Uma comerciante em Mandera, Província Nordeste, no Quênia, onde os somalianos são vistos com receio após o ataque ao centro comercial de Westgate, em Nairóbi, em setembro, por parte do grupo islâmico Al Shabab, da Somália. Foto: Miriam Gathigah/IPS
Uma comerciante em Mandera, Província Nordeste, no Quênia, onde os somalianos são vistos com receio após o ataque ao centro comercial de Westgate, em Nairóbi, em setembro, por parte do grupo islâmico Al Shabab, da Somália. Foto: Miriam Gathigah/IPS

 

Nairóbi, Quênia, 9/10/2013 – Milícias somalianas começam a operar na afastada e árida Província Nordeste do Quênia, que fica nos limites do sul da Somália e é baluarte da organização extremista islâmica Al Shabab. “Cada vez mais há quenianos de origem somaliana que simpatizam com esse grupo, e estão criando suas próprias e pequenas milícias para enviar uma mensagem ao governo nacional” do Quênia, disse à IPS o especialista em paz e segurança Elwak Abdi, de Liboi, cidade da Província Nordeste, a 18 quilômetros da fronteira com a Somália.
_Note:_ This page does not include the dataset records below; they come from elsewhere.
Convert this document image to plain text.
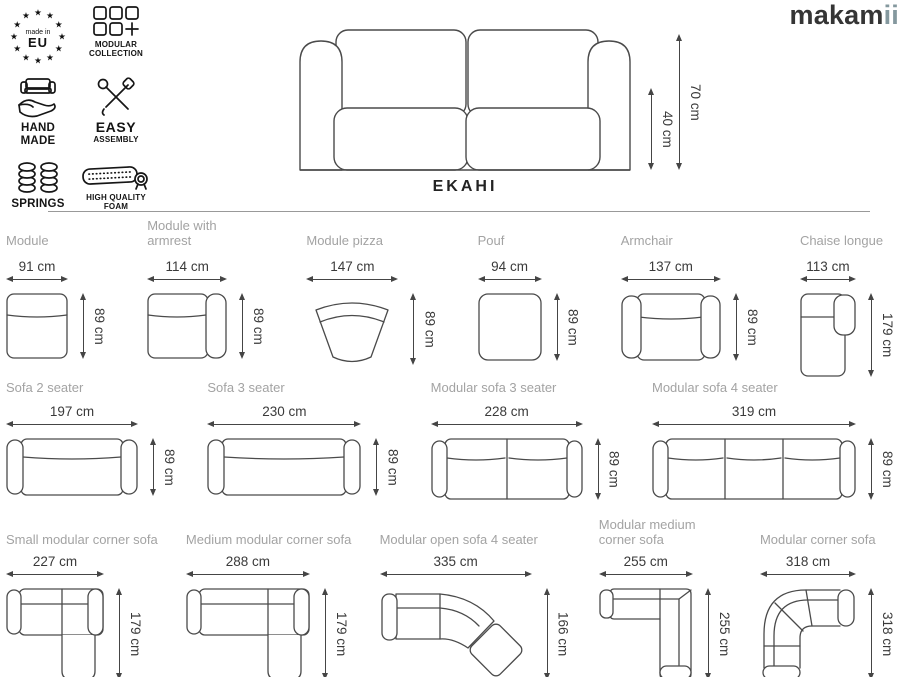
★ ★
★
★
★
★
★
★
★
★
★
★
made in
EU	MODULAR
COLLECTION
HAND
MADE
EASY
ASSEMBLY
SPRINGS
HIGH QUALITY
FOAM
makamii
40 cm
70 cm
EKAHI
Module
91 cm
89 cm
Module with armrest
114 cm
89 cm
Module pizza
147 cm
89 cm
Pouf
94 cm
89 cm
Armchair
137 cm
89 cm
Chaise longue
113 cm
179 cm
Sofa 2 seater
197 cm
89 cm
Sofa 3 seater
230 cm
89 cm
Modular sofa 3 seater
228 cm
89 cm
Modular sofa 4 seater
319 cm
89 cm
Small modular corner sofa
227 cm
179 cm
Medium modular corner sofa
288 cm
179 cm
Modular open sofa 4 seater
335 cm
166 cm
Modular medium corner sofa
255 cm
255 cm
Modular corner sofa
318 cm
318 cm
“Uma porção significativa da comunidade étnica somaliana está armada”, afirmou Abdi, acrescentando que, “em áreas como Wajir, Isiolo e Mandera (na Província Nordeste), há um conflito armado constante, que obriga os moradores a fugirem de um lugar para outro por medo do desconhecido. E o pior é que é preciso pagar a essas pequenas milícias por proteção”.

Esses dois países do leste africano mantêm uma disputa fronteiriça desde 2011, quando as Forças de Defesa do Quênia iniciaram sua ofensiva contra a Al Shabab nessa área e ocuparam algumas zonas do sul somaliano e localidades quenianas como Ijara, Garissa e Liboi. As tensões aumentaram em 2012, quando foram descobertos depósitos de gás e petróleo perto da costa, no Oceano Índico. Os dois países reclamam a soberania sobre essas águas.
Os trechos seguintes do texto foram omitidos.